MKTG NaM - pasek na kartach artykułów

Seria Avii zakończona, Orzeł "kopał" zagrywką

[email protected]
Każda seria ma swój koniec. Przekonali się o tym boleśnie siatkarze Avii Świdnik, którzy po siedmiu meczach wygranych pod rząd, zeszli z parkietu ze spuszczonymi głowami. Orzeł Międzyrzecz wygrał z zawodnikami Krzysztofa Lemieszka 3:1, głównie za sprawą piekielnie trudnej zagrywki i skutecznego bloku.

Sobotni mecz Avii poprzedziła smutna wiadomość o tym, że Adam Michalski, podstawowy zawodnik drużyny, z powodu skomplikowanej sytuacji rodzinnej może być zmuszony do zakończenia kariery zawodniczej.
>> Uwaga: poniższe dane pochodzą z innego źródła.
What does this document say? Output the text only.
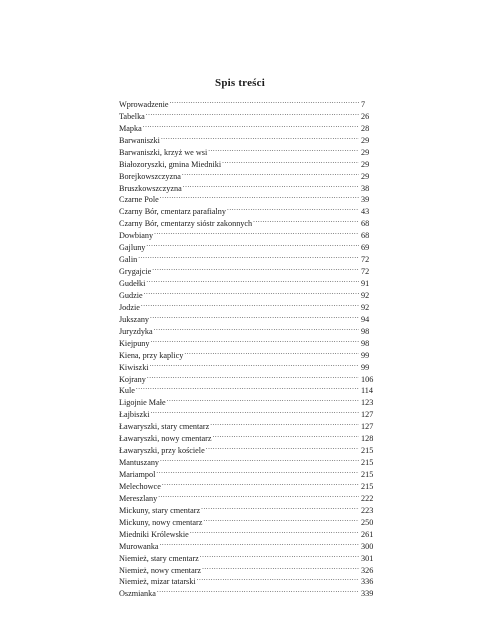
Spis treści
Wprowadzenie .....	7
Tabelka .....	26
Mapka .....	28
Barwaniszki .....	29
Barwaniszki, krzyż we wsi .....	29
Białozoryszki, gmina Miedniki .....	29
Borejkowszczyzna .....	29
Bruszkowszczyzna .....	38
Czarne Pole .....	39
Czarny Bór, cmentarz parafialny .....	43
Czarny Bór, cmentarzy sióstr zakonnych .....	68
Dowbiany .....	68
Gajluny .....	69
Galin .....	72
Grygajcie .....	72
Gudełki .....	91
Gudzie .....	92
Jodzie .....	92
Jukszany .....	94
Juryzdyka .....	98
Kiejpuny .....	98
Kiena, przy kaplicy .....	99
Kiwiszki .....	99
Kojrany .....	106
Kule .....	114
Ligojnie Małe .....	123
Łajbiszki .....	127
Ławaryszki, stary cmentarz .....	127
Ławaryszki, nowy cmentarz .....	128
Ławaryszki, przy kościele .....	215
Mantuszany .....	215
Mariampol .....	215
Melechowce .....	215
Mereszlany .....	222
Mickuny, stary cmentarz .....	223
Mickuny, nowy cmentarz .....	250
Miedniki Królewskie .....	261
Murowanka .....	300
Niemież, stary cmentarz .....	301
Niemież, nowy cmentarz .....	326
Niemież, mizar tatarski .....	336
Oszmianka .....	339
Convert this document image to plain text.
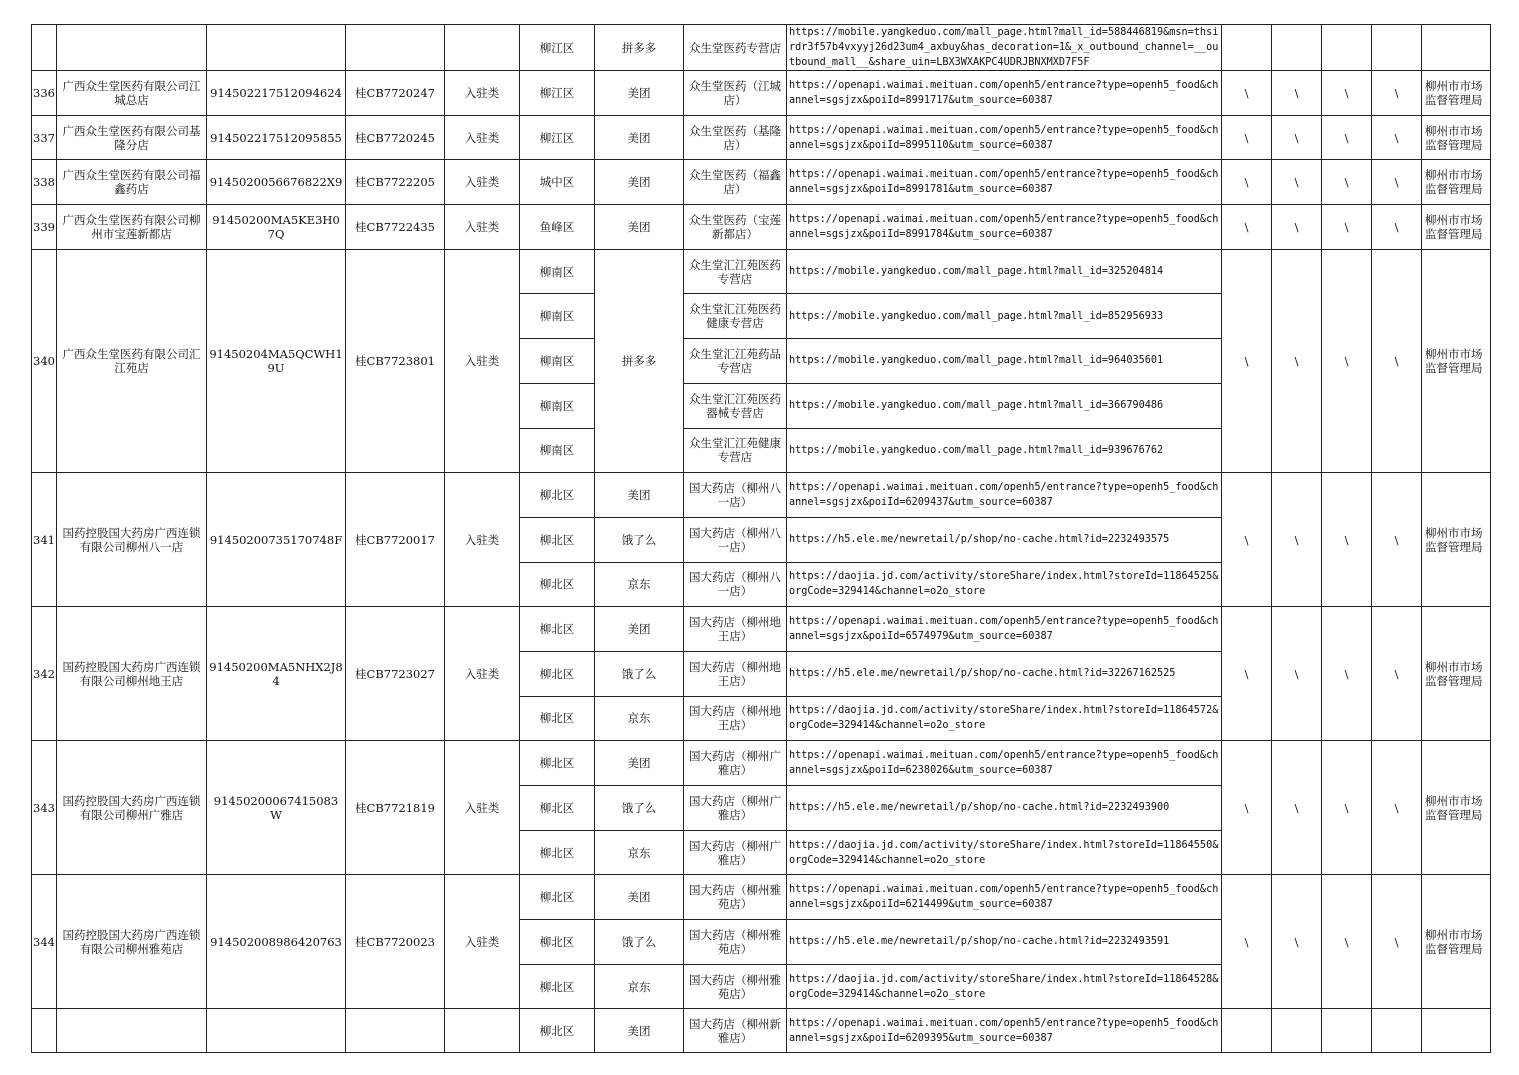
					柳江区	拼多多	众生堂医药专营店	https://mobile.yangkeduo.com/mall_page.html?mall_id=588446819&msn=thsirdr3f57b4vxyyj26d23um4_axbuy&has_decoration=1&_x_outbound_channel=__outbound_mall__&share_uin=LBX3WXAKPC4UDRJBNXMXD7F5F					
336	广西众生堂医药有限公司江城总店	914502217512094624	桂CB7720247	入驻类	柳江区	美团	众生堂医药（江城店）	https://openapi.waimai.meituan.com/openh5/entrance?type=openh5_food&channel=sgsjzx&poiId=8991717&utm_source=60387	\	\	\	\	柳州市市场监督管理局
337	广西众生堂医药有限公司基隆分店	914502217512095855	桂CB7720245	入驻类	柳江区	美团	众生堂医药（基隆店）	https://openapi.waimai.meituan.com/openh5/entrance?type=openh5_food&channel=sgsjzx&poiId=8995110&utm_source=60387	\	\	\	\	柳州市市场监督管理局
338	广西众生堂医药有限公司福鑫药店	91450200566768​22X9	桂CB7722205	入驻类	城中区	美团	众生堂医药（福鑫店）	https://openapi.waimai.meituan.com/openh5/entrance?type=openh5_food&channel=sgsjzx&poiId=8991781&utm_source=60387	\	\	\	\	柳州市市场监督管理局
339	广西众生堂医药有限公司柳州市宝莲新都店	91450200MA5KE3H07Q	桂CB7722435	入驻类	鱼峰区	美团	众生堂医药（宝莲新都店）	https://openapi.waimai.meituan.com/openh5/entrance?type=openh5_food&channel=sgsjzx&poiId=8991784&utm_source=60387	\	\	\	\	柳州市市场监督管理局
340	广西众生堂医药有限公司汇江苑店	91450204MA5QCWH19U	桂CB7723801	入驻类	柳南区	拼多多	众生堂汇江苑医药专营店	https://mobile.yangkeduo.com/mall_page.html?mall_id=325204814	\	\	\	\	柳州市市场监督管理局
					柳南区		众生堂汇江苑医药健康专营店	https://mobile.yangkeduo.com/mall_page.html?mall_id=852956933					
					柳南区		众生堂汇江苑药品专营店	https://mobile.yangkeduo.com/mall_page.html?mall_id=964035601					
					柳南区		众生堂汇江苑医药器械专营店	https://mobile.yangkeduo.com/mall_page.html?mall_id=366790486					
					柳南区		众生堂汇江苑健康专营店	https://mobile.yangkeduo.com/mall_page.html?mall_id=939676762					
341	国药控股国大药房广西连锁有限公司柳州八一店	91450200735170748F	桂CB7720017	入驻类	柳北区	美团	国大药店（柳州八一店）	https://openapi.waimai.meituan.com/openh5/entrance?type=openh5_food&channel=sgsjzx&poiId=6209437&utm_source=60387	\	\	\	\	柳州市市场监督管理局
					柳北区	饿了么	国大药店（柳州八一店）	https://h5.ele.me/newretail/p/shop/no-cache.html?id=2232493575					
					柳北区	京东	国大药店（柳州八一店）	https://daojia.jd.com/activity/storeShare/index.html?storeId=11864525&orgCode=329414&channel=o2o_store					
342	国药控股国大药房广西连锁有限公司柳州地王店	91450200MA5NHX2J84	桂CB7723027	入驻类	柳北区	美团	国大药店（柳州地王店）	https://openapi.waimai.meituan.com/openh5/entrance?type=openh5_food&channel=sgsjzx&poiId=6574979&utm_source=60387	\	\	\	\	柳州市市场监督管理局
					柳北区	饿了么	国大药店（柳州地王店）	https://h5.ele.me/newretail/p/shop/no-cache.html?id=32267162525					
					柳北区	京东	国大药店（柳州地王店）	https://daojia.jd.com/activity/storeShare/index.html?storeId=11864572&orgCode=329414&channel=o2o_store					
343	国药控股国大药房广西连锁有限公司柳州广雅店	91450200067415083W	桂CB7721819	入驻类	柳北区	美团	国大药店（柳州广雅店）	https://openapi.waimai.meituan.com/openh5/entrance?type=openh5_food&channel=sgsjzx&poiId=6238026&utm_source=60387	\	\	\	\	柳州市市场监督管理局
					柳北区	饿了么	国大药店（柳州广雅店）	https://h5.ele.me/newretail/p/shop/no-cache.html?id=2232493900					
					柳北区	京东	国大药店（柳州广雅店）	https://daojia.jd.com/activity/storeShare/index.html?storeId=11864550&orgCode=329414&channel=o2o_store					
344	国药控股国大药房广西连锁有限公司柳州雅苑店	914502008986420763	桂CB7720023	入驻类	柳北区	美团	国大药店（柳州雅苑店）	https://openapi.waimai.meituan.com/openh5/entrance?type=openh5_food&channel=sgsjzx&poiId=6214499&utm_source=60387	\	\	\	\	柳州市市场监督管理局
					柳北区	饿了么	国大药店（柳州雅苑店）	https://h5.ele.me/newretail/p/shop/no-cache.html?id=2232493591					
					柳北区	京东	国大药店（柳州雅苑店）	https://daojia.jd.com/activity/storeShare/index.html?storeId=11864528&orgCode=329414&channel=o2o_store					
					柳北区	美团	国大药店（柳州新雅店）	https://openapi.waimai.meituan.com/openh5/entrance?type=openh5_food&channel=sgsjzx&poiId=6209395&utm_source=60387					
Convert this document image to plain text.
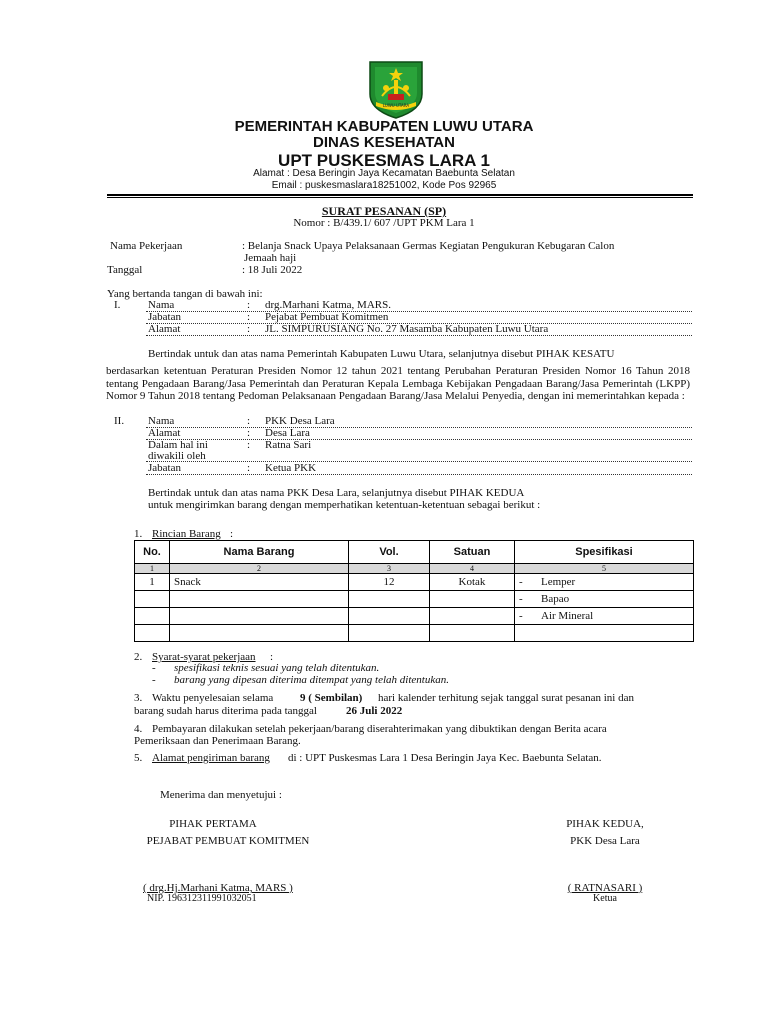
LUWU UTARA
PEMERINTAH KABUPATEN LUWU UTARA
DINAS KESEHATAN
UPT PUSKESMAS LARA 1
Alamat : Desa Beringin Jaya Kecamatan Baebunta Selatan
Email : puskesmaslara18251002, Kode Pos 92965
SURAT PESANAN (SP)
Nomor : B/439.1/ 607 /UPT PKM Lara 1
Nama Pekerjaan	: Belanja Snack Upaya Pelaksanaan Germas Kegiatan Pengukuran Kebugaran Calon
Jemaah haji
Tanggal	: 18 Juli 2022
Yang bertanda tangan di bawah ini:
I.	Nama	: drg.Marhani Katma, MARS.
Jabatan	: Pejabat Pembuat Komitmen
Alamat	: JL. SIMPURUSIANG No. 27 Masamba Kabupaten Luwu Utara
Bertindak untuk dan atas nama Pemerintah Kabupaten Luwu Utara, selanjutnya disebut PIHAK KESATU
berdasarkan ketentuan Peraturan Presiden Nomor 12 tahun 2021 tentang Perubahan Peraturan Presiden Nomor 16 Tahun 2018 tentang Pengadaan Barang/Jasa Pemerintah dan Peraturan Kepala Lembaga Kebijakan Pengadaan Barang/Jasa Pemerintah (LKPP) Nomor 9 Tahun 2018 tentang Pedoman Pelaksanaan Pengadaan Barang/Jasa Melalui Penyedia, dengan ini memerintahkan kepada :
II. Nama	: PKK Desa Lara
Alamat	: Desa Lara
Dalam hal ini	: Ratna Sari
diwakili oleh
Jabatan	: Ketua PKK
Bertindak untuk dan atas nama PKK Desa Lara, selanjutnya disebut PIHAK KEDUA
untuk mengirimkan barang dengan memperhatikan ketentuan-ketentuan sebagai berikut :
1. Rincian Barang :
No.	Nama Barang	Vol.	Satuan	Spesifikasi
1	2	3	4	5
1	Snack	12	Kotak	- Lemper
				- Bapao
				- Air Mineral

2. Syarat-syarat pekerjaan :
- spesifikasi teknis sesuai yang telah ditentukan.
- barang yang dipesan diterima ditempat yang telah ditentukan.
3. Waktu penyelesaian selama 9 ( Sembilan) hari kalender terhitung sejak tanggal surat pesanan ini dan
barang sudah harus diterima pada tanggal	26 Juli 2022
4. Pembayaran dilakukan setelah pekerjaan/barang diserahterimakan yang dibuktikan dengan Berita acara
Pemeriksaan dan Penerimaan Barang.
5. Alamat pengiriman barang di : UPT Puskesmas Lara 1 Desa Beringin Jaya Kec. Baebunta Selatan.
Menerima dan menyetujui :
PIHAK PERTAMA
PEJABAT PEMBUAT KOMITMEN
( drg.Hj.Marhani Katma, MARS )
NIP. 196312311991032051
PIHAK KEDUA,
PKK Desa Lara
( RATNASARI )
Ketua
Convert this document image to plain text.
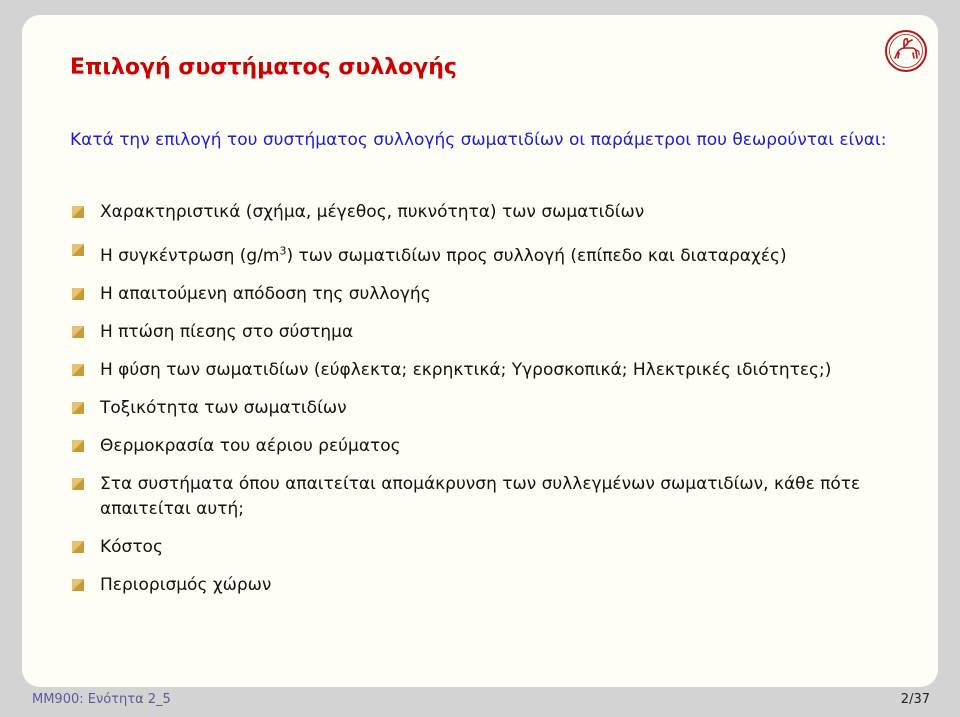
Επιλογή συστήματος συλλογής
Κατά την επιλογή του συστήματος συλλογής σωματιδίων οι παράμετροι που θεωρούνται είναι:
Χαρακτηριστικά (σχήμα, μέγεθος, πυκνότητα) των σωματιδίων
Η συγκέντρωση $(g/m^3)$ των σωματιδίων προς συλλογή (επίπεδο και διαταραχές)
Η απαιτούμενη απόδοση της συλλογής
Η πτώση πίεσης στο σύστημα
Η φύση των σωματιδίων (εύφλεκτα; εκρηκτικά; Υγροσκοπικά; Ηλεκτρικές ιδιότητες;)
Τοξικότητα των σωματιδίων
Θερμοκρασία του αέριου ρεύματος
Στα συστήματα όπου απαιτείται απομάκρυνση των συλλεγμένων σωματιδίων, κάθε πότε απαιτείται αυτή;
Κόστος
Περιορισμός χώρων
ΜΜ900: Ενότητα 2_5	2/37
To jednak nie wpłynęło na samo spotkanie, choć atmosfera z tego powodu wewnątrz zespołu Avii trochę siadła.

Pierwszy set pokazał również, że świdniczanie po środowej wygranej w Kielcach spuścili nieco z tonu. Ich gra nie była już tak efektowna, a co gorsza, stała się mniej efektywna. - Nie było mowy o zlekceważeniu rywala - mówi Krzysztof Lemieszek, trener zespołu. - Orzeł to przecież zespół z górnej półki. O wyniku w dużej mierze zaważyło rozegranie, które po stronie gości było lepsze. Maciej Fijałek korzystał ze wszystkich zawodników, również środkowych. My natomiast graliśmy głównie skrzydłami, a nie od dziś wiadomo, że nie jest to nasza najmocniejsza strona.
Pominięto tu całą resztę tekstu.